The Production and Reception of Sacred Art: A Case Study of the Pictorial Hagiography of Lü Dongbin at the Palace of Eternal Joy

Paul R. Katz, National Central University

This paper examines the role temple murals played in the growth of the cult of the immortal Lü Dongbin in the Palace of Eternal Joy, until recently located in Yongle, Shanxi. Originally a small shrine to Lü, the Palace was rebuilt and greatly enlarged by members of the Perfect Realization (Quanzen) Taoist movement during the thirteenth century. Its murals include a pictorial hagiography of Lü in the Hall of Purified Yang (Chunyang Dian) completed in the mid- fourteenth century. Works of art like this have yet to be fully utilized in the study of local cults.

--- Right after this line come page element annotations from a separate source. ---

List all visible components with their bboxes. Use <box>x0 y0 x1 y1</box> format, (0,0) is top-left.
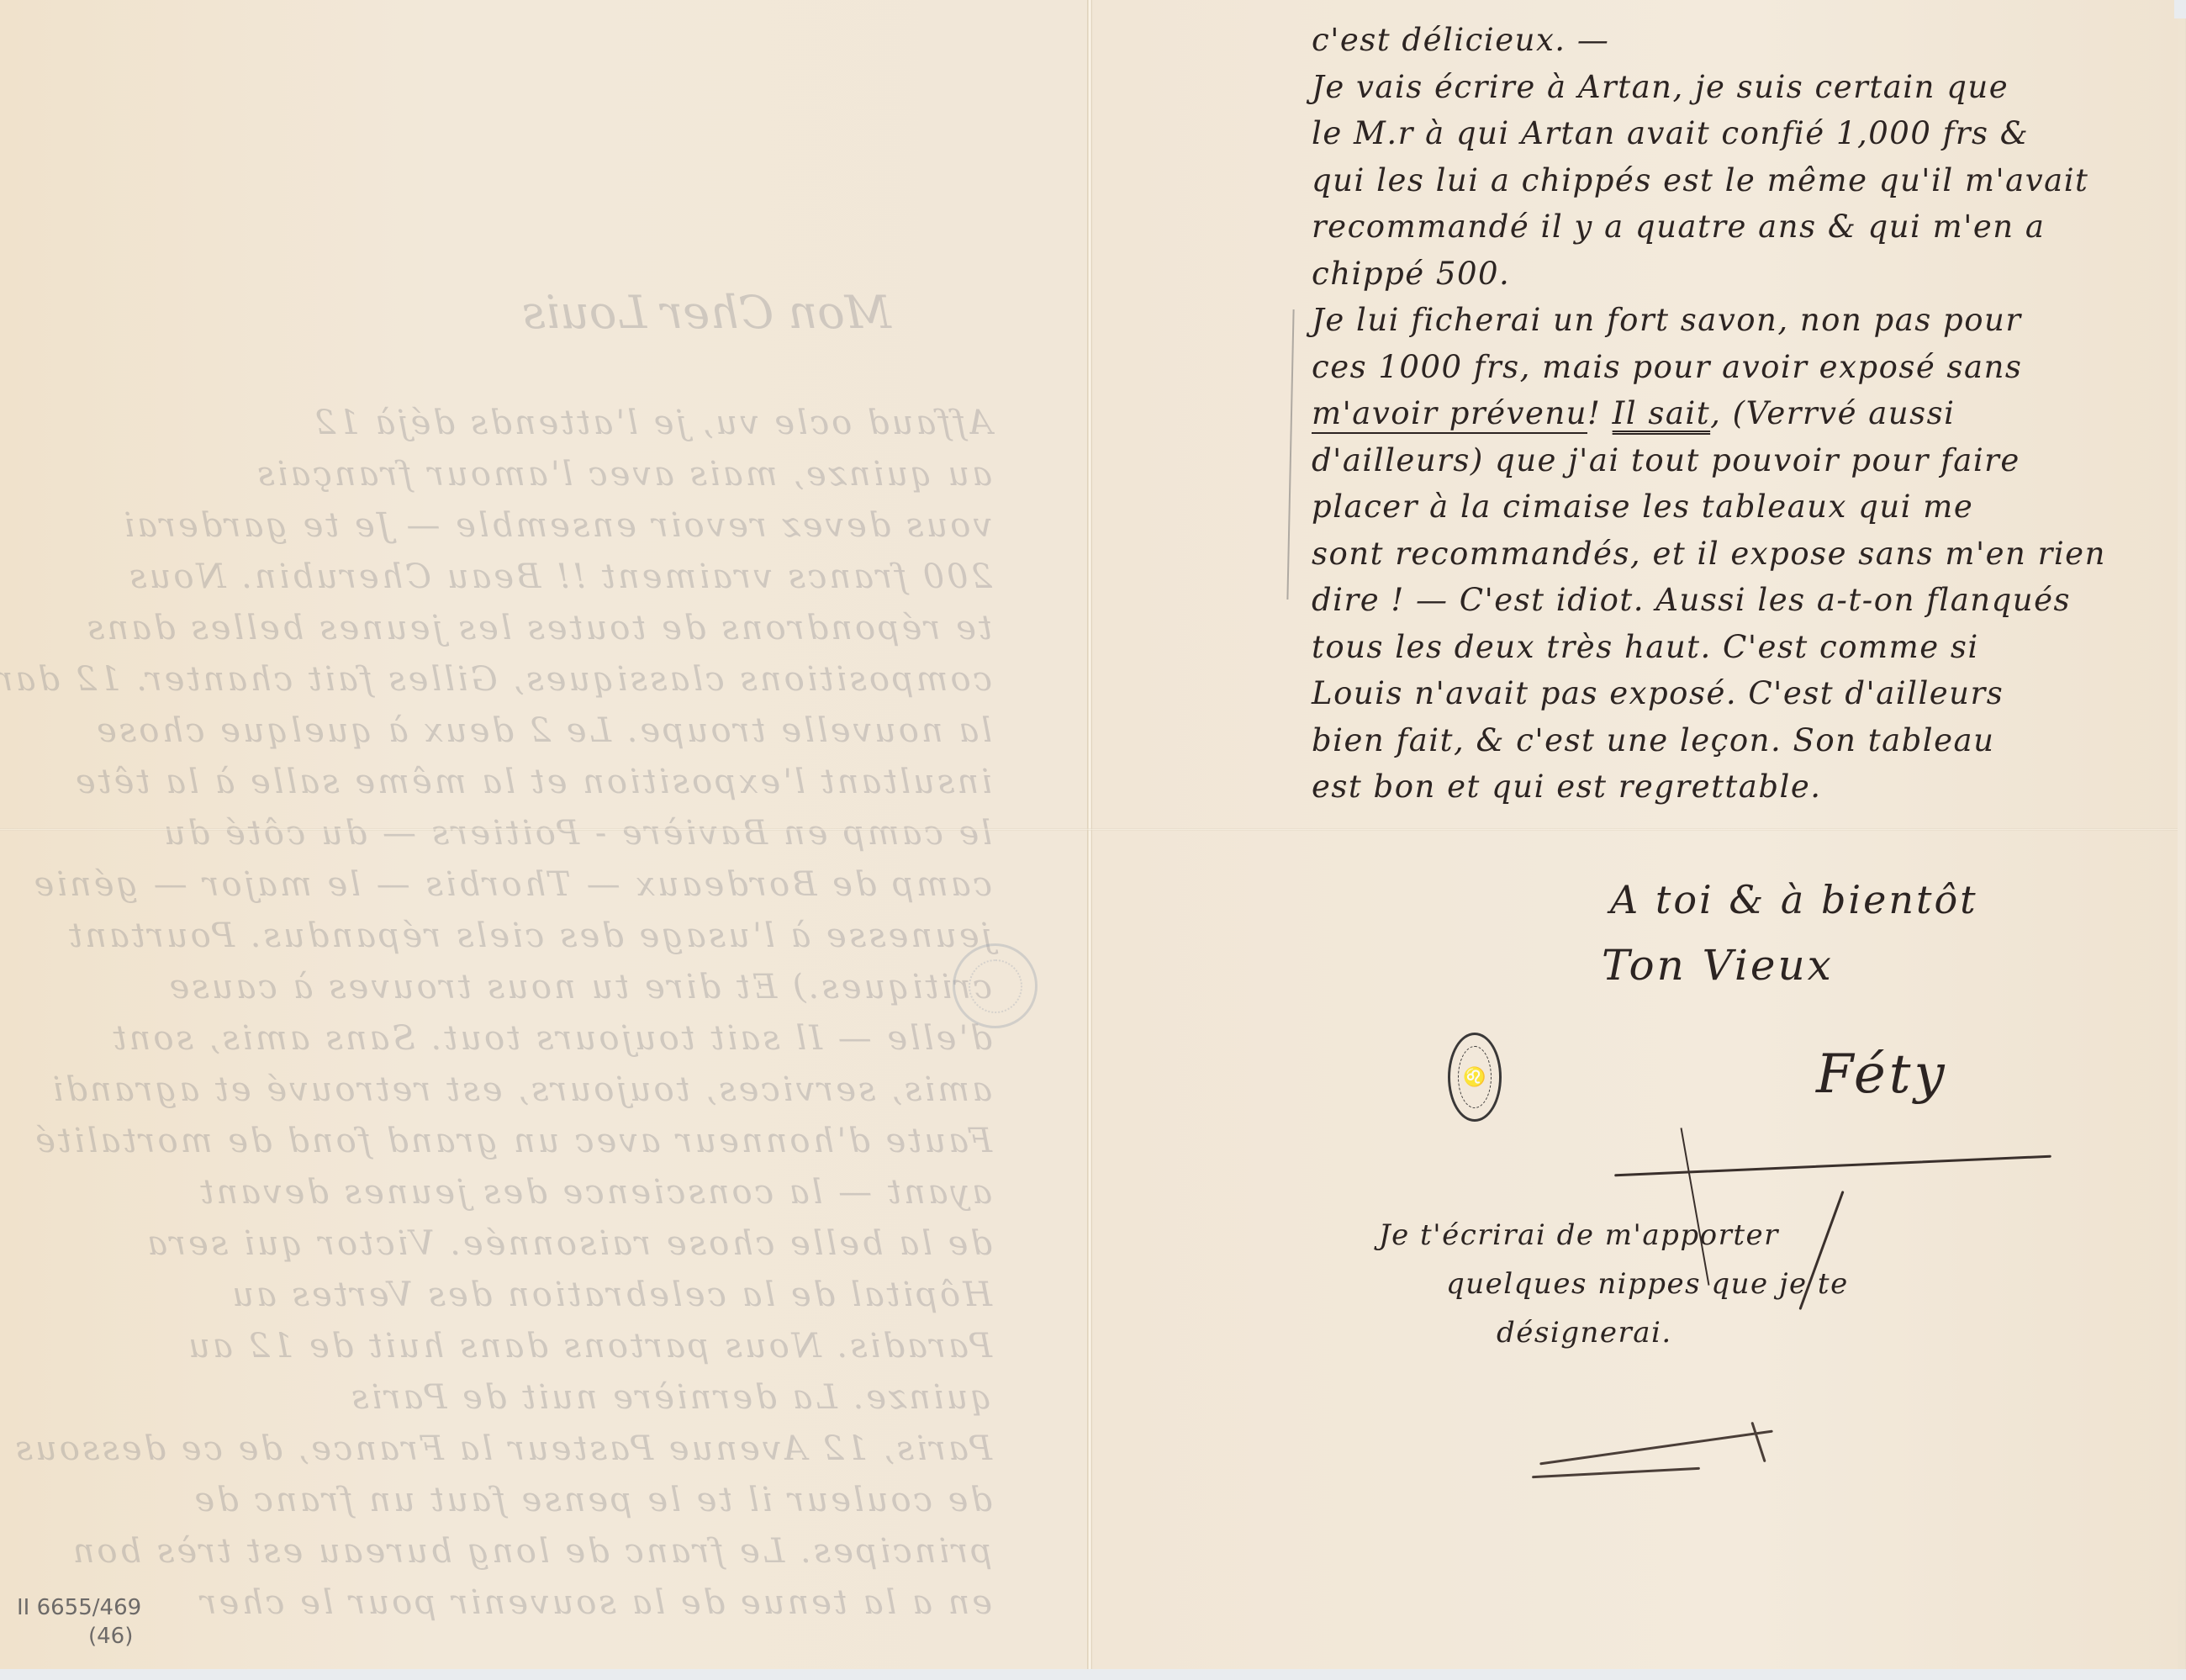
postscript: Je t'écrirai de m'apporter quelques nipp… <box>1379 1211 1900 1357</box>
body-line: sont recommandés, et il expose sans m'en… <box>1312 531 2152 578</box>
letter-scan: Mon Cher Louis Affaud ocle vu, je l'atte… <box>0 0 2186 1680</box>
library-stamp-icon: ♌ <box>1448 1033 1502 1122</box>
call-number-sub: (46) <box>17 1622 141 1651</box>
text-run: tous les deux très haut. C'est comme si <box>1312 629 1979 665</box>
bleed-line: ayant — la conscience des jeunes devant <box>252 1167 992 1218</box>
left-page: Mon Cher Louis Affaud ocle vu, je l'atte… <box>0 0 1089 1669</box>
bleed-line: de la belle chose raisonnée. Victor qui … <box>252 1218 992 1270</box>
underlined-text: m'avoir prévenu <box>1312 395 1587 431</box>
body-line: le M.r à qui Artan avait confié 1,000 fr… <box>1312 110 2152 157</box>
body-line: bien fait, & c'est une leçon. Son tablea… <box>1312 717 2152 764</box>
text-run: ! <box>1587 395 1613 431</box>
body-line: chippé 500. <box>1312 251 2152 298</box>
text-run: c'est délicieux. — <box>1312 22 1609 58</box>
body-line: m'avoir prévenu! Il sait, (Verrvé aussi <box>1312 390 2152 437</box>
bleed-line: le camp en Bavière - Poitiers — du côté … <box>252 808 992 859</box>
bleed-line: Affaud ocle vu, je l'attends déjà 12 <box>252 398 992 449</box>
bleed-line: la nouvelle troupe. Le 2 deux à quelque … <box>252 705 992 757</box>
body-line: tous les deux très haut. C'est comme si <box>1312 624 2152 671</box>
bleed-line: d'elle — Il sait toujours tout. Sans ami… <box>252 1013 992 1065</box>
body-line: recommandé il y a quatre ans & qui m'en … <box>1312 203 2152 251</box>
text-run: Louis n'avait pas exposé. C'est d'ailleu… <box>1312 675 2004 711</box>
body-line: c'est délicieux. — <box>1312 17 2152 64</box>
scan-background-strip <box>0 1669 2186 1680</box>
closing-line: Ton Vieux <box>1602 936 2140 995</box>
letter-body: c'est délicieux. — Je vais écrire à Arta… <box>1312 17 2152 811</box>
closing-line: A toi & à bientôt <box>1610 870 2140 929</box>
vertical-fold <box>1087 0 1092 1669</box>
bleed-line: Hôpital de la celebration des Vertes au <box>252 1270 992 1321</box>
call-number: II 6655/469 (46) <box>17 1593 141 1651</box>
bleed-line: camp de Bordeaux — Thorbis — le major — … <box>252 859 992 911</box>
postscript-line: quelques nippes que je te <box>1446 1260 1900 1308</box>
text-run: est bon et qui est regrettable. <box>1312 769 1822 805</box>
body-line: Louis n'avait pas exposé. C'est d'ailleu… <box>1312 670 2152 717</box>
text-run: le M.r à qui Artan avait confié 1,000 fr… <box>1312 115 2029 151</box>
bleed-line: 200 francs vraiment !! Beau Cherubin. No… <box>252 552 992 603</box>
bleed-line: amis, services, toujours, est retrouvé e… <box>252 1065 992 1116</box>
bleed-line: quinze. La dernière nuit de Paris <box>252 1372 992 1424</box>
torn-corner <box>2174 0 2186 18</box>
text-run: bien fait, & c'est une leçon. Son tablea… <box>1312 722 1994 758</box>
text-run: placer à la cimaise les tableaux qui me <box>1312 489 1973 525</box>
postscript-line: Je t'écrirai de m'apporter <box>1379 1211 1900 1260</box>
bleed-line: te répondrons de toutes les jeunes belle… <box>252 603 992 654</box>
bleed-line: Paradis. Nous partons dans huit de 12 au <box>252 1321 992 1372</box>
text-run: chippé 500. <box>1312 256 1510 292</box>
body-line: dire ! — C'est idiot. Aussi les a-t-on f… <box>1312 577 2152 624</box>
text-run: Je vais écrire à Artan, je suis certain … <box>1312 69 2009 105</box>
body-line: ces 1000 frs, mais pour avoir exposé san… <box>1312 344 2152 391</box>
body-line: placer à la cimaise les tableaux qui me <box>1312 483 2152 531</box>
bleed-greeting: Mon Cher Louis <box>252 286 891 339</box>
bleed-line: principes. Le franc de long bureau est t… <box>252 1526 992 1577</box>
text-run: Je lui ficherai un fort savon, non pas p… <box>1312 302 2022 338</box>
body-line: Je vais écrire à Artan, je suis certain … <box>1312 64 2152 111</box>
bleed-line: insultant l'exposition et la même salle … <box>252 757 992 808</box>
body-line: d'ailleurs) que j'ai tout pouvoir pour f… <box>1312 437 2152 484</box>
bleed-line: vous devez revoir ensemble — Je te garde… <box>252 500 992 552</box>
body-line: Je lui ficherai un fort savon, non pas p… <box>1312 297 2152 344</box>
body-line: qui les lui a chippés est le même qu'il … <box>1312 157 2152 204</box>
bleed-line: au quinze, mais avec l'amour français <box>252 449 992 500</box>
call-number-main: II 6655/469 <box>17 1593 141 1622</box>
signature: Féty <box>1816 1041 2140 1108</box>
bleed-line: Faute d'honneur avec un grand fond de mo… <box>252 1116 992 1167</box>
bleed-through-text: Mon Cher Louis Affaud ocle vu, je l'atte… <box>252 286 992 1629</box>
text-run: dire ! — C'est idiot. Aussi les a-t-on f… <box>1312 582 2071 618</box>
text-run: sont recommandés, et il expose sans m'en… <box>1312 536 2106 572</box>
bleed-line: jeunesse à l'usage des ciels répandus. P… <box>252 911 992 962</box>
text-run: recommandé il y a quatre ans & qui m'en … <box>1312 209 2045 245</box>
body-line: est bon et qui est regrettable. <box>1312 763 2152 811</box>
bleed-line: de couleur il te le pense faut un franc … <box>252 1475 992 1526</box>
bleed-line: critiques.) Et dire tu nous trouves à ca… <box>252 962 992 1013</box>
text-run: ces 1000 frs, mais pour avoir exposé san… <box>1312 349 2022 385</box>
library-stamp-bleed-icon <box>953 943 1038 1028</box>
lion-emblem-icon: ♌ <box>1458 1046 1492 1108</box>
text-run: , (Verrvé aussi <box>1710 395 1955 431</box>
bleed-line: compositions classiques, Gilles fait cha… <box>252 654 992 705</box>
letter-closing: A toi & à bientôt Ton Vieux Féty <box>1602 870 2140 1108</box>
double-underlined-text: Il sait <box>1613 395 1710 431</box>
horizontal-fold <box>0 828 2178 831</box>
text-run: qui les lui a chippés est le même qu'il … <box>1312 162 2088 198</box>
bleed-line: Paris, 12 Avenue Pasteur la France, de c… <box>252 1424 992 1475</box>
bleed-line: en a la tenue de la souvenir pour le che… <box>252 1577 992 1629</box>
postscript-line: désignerai. <box>1497 1308 1900 1357</box>
text-run: d'ailleurs) que j'ai tout pouvoir pour f… <box>1312 442 2020 478</box>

To determine the impact of the murals on Lü’s cult, I focus on two key problems: the role of patronage in their production and the ways in which they were received and reinterpreted. The patrons were almost exclusively Quanzen priests and the murals represent Lü as a master of Taoist self-cultivation who initiates and instructs worthy disciples. Although created for and viewed by a mass audience, the murals may not necessarily have been "popular" in reflecting the beliefs of the local people. Gazetteers and stele inscriptions depict Lü as a well-educated literatus, like members of the elite who composed these. In addition, regional folk tales emphasize Lü’s miraculous powers, occasionally presenting humorous and sometimes ribald stories about him as one of the Eight Immortals. This indicates that texts, like works of art, need to be understood in terms of their textuality—the ways in which they were produced, transmitted, and received.